MI-DPLA / combine

Combine /kämˌbīn/ - Metadata Aggregator Platform
MIT License
26 stars 11 forks source link

Job lineage can be prohibitively slow #308

Closed ghukill closed 6 years ago

ghukill commented 6 years ago

Methods in question:

This is very noticeable when viewing Jobs table with all Jobs, or attempting to retrieve the lineage for a Job while the system is working hard.

ghukill commented 6 years ago

Traced back to why slower when Mongo I/O is high, checking for validation results for each Job, which pings Mongo's Record collection. From Job.get_lineage():

# get validation results for self  #
validation_results = self.validation_results()

Which is solely to determine if the Job is valid or not, to colorize the edges of the node. Is there another way to determine this? How does Jobs DT table infer validity for a Job?

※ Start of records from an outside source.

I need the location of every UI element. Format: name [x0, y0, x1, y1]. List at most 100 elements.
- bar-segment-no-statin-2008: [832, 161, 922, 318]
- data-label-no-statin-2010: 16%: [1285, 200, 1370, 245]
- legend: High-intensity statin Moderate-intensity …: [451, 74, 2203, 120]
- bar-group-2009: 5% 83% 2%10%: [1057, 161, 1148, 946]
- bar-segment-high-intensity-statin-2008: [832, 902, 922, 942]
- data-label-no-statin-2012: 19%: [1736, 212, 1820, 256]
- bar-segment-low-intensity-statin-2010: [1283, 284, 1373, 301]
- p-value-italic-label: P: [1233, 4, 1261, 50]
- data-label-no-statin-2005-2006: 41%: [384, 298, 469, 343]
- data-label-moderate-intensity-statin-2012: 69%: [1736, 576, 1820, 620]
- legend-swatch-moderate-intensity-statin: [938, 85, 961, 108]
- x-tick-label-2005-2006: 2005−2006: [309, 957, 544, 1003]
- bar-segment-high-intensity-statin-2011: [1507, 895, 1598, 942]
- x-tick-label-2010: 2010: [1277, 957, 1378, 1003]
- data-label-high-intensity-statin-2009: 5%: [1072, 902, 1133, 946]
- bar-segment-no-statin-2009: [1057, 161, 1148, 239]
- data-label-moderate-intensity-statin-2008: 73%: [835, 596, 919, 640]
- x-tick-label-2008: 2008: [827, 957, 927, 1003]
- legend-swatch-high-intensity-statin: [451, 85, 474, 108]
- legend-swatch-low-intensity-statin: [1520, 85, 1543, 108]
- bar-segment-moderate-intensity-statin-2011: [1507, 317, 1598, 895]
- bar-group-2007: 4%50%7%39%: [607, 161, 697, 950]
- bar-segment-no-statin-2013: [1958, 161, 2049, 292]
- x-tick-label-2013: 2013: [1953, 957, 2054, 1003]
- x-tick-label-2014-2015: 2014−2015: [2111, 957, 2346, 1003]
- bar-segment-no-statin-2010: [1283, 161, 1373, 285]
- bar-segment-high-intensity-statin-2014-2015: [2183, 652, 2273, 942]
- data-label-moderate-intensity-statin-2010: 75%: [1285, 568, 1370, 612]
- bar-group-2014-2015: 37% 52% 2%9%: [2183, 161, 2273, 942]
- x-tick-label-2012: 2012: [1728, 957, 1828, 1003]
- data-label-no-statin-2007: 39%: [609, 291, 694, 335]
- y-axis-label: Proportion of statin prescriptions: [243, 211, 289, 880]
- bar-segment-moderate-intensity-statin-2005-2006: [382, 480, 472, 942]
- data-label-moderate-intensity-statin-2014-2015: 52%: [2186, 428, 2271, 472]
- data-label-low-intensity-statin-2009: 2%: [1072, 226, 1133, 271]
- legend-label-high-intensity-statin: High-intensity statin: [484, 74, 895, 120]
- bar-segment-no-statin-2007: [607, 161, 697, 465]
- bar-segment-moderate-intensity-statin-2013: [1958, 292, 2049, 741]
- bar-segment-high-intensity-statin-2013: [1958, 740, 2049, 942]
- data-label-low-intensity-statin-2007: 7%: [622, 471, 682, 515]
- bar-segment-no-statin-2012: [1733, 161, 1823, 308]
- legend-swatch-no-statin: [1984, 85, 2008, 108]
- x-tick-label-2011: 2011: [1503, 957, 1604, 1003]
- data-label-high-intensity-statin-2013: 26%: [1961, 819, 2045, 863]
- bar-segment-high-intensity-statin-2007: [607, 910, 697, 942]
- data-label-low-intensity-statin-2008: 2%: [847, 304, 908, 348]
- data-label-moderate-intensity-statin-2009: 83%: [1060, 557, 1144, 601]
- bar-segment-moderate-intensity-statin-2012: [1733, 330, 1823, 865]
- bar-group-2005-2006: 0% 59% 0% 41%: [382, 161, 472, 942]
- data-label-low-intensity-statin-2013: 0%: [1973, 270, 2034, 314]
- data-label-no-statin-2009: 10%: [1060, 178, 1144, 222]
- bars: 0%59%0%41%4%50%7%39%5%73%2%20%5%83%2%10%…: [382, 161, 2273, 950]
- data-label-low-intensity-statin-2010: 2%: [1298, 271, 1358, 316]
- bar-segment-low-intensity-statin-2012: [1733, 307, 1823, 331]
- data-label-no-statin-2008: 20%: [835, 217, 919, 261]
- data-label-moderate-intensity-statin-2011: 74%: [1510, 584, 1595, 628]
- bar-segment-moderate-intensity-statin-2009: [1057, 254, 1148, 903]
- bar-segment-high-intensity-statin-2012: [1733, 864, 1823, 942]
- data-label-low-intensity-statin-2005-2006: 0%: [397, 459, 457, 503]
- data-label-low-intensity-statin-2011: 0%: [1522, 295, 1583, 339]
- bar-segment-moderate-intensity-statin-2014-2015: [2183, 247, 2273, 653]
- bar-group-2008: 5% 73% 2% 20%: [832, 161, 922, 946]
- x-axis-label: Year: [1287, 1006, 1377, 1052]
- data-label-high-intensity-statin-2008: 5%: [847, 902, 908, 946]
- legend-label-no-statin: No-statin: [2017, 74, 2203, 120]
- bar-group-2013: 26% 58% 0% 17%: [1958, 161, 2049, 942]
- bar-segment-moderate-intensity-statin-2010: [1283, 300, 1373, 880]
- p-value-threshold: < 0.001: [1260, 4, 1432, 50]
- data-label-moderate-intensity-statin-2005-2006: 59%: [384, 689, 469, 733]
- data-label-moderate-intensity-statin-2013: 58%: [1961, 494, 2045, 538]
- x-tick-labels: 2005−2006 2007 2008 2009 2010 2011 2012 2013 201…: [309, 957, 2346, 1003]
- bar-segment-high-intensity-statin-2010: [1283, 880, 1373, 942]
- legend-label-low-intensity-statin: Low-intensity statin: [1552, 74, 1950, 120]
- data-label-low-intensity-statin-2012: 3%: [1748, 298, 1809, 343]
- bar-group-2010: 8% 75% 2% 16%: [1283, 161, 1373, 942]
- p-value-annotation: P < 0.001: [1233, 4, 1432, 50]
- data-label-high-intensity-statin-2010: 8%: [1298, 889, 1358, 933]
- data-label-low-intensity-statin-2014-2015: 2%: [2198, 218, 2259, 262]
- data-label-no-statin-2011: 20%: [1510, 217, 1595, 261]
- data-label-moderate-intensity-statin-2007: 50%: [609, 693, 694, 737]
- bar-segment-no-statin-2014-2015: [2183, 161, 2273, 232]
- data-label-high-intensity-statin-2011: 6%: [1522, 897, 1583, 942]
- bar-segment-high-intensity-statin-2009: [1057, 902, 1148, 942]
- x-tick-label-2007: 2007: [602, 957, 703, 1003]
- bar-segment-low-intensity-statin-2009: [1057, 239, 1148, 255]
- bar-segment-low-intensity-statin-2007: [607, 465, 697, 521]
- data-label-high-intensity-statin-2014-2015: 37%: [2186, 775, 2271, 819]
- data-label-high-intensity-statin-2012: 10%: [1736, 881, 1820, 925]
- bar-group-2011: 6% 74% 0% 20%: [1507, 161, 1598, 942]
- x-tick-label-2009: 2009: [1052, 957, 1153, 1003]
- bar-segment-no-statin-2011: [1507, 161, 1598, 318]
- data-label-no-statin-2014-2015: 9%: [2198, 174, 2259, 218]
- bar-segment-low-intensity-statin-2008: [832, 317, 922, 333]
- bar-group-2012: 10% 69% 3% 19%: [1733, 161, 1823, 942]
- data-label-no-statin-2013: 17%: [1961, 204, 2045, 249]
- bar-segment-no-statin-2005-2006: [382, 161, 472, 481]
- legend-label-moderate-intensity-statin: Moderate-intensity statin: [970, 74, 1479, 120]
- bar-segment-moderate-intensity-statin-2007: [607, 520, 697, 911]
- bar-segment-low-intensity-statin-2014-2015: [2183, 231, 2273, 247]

ghukill commented 6 years ago

Even Jobs DT table uses the method validation_results() when looping through Jobs.

If not the only cause of the lineage slowdown, it certainly contributes. And, appears to be run twice each time a Record Group page is shown, for lineage and Jobs DT table.

Would probably make sense to save this calculation to Job.job_details at the tail end of a Job running, and then update if validations run or removed.

ghukill commented 6 years ago

Fixed. Storing validation results to validation_results, and detailed record count to detailed_record_count in Job.job_details.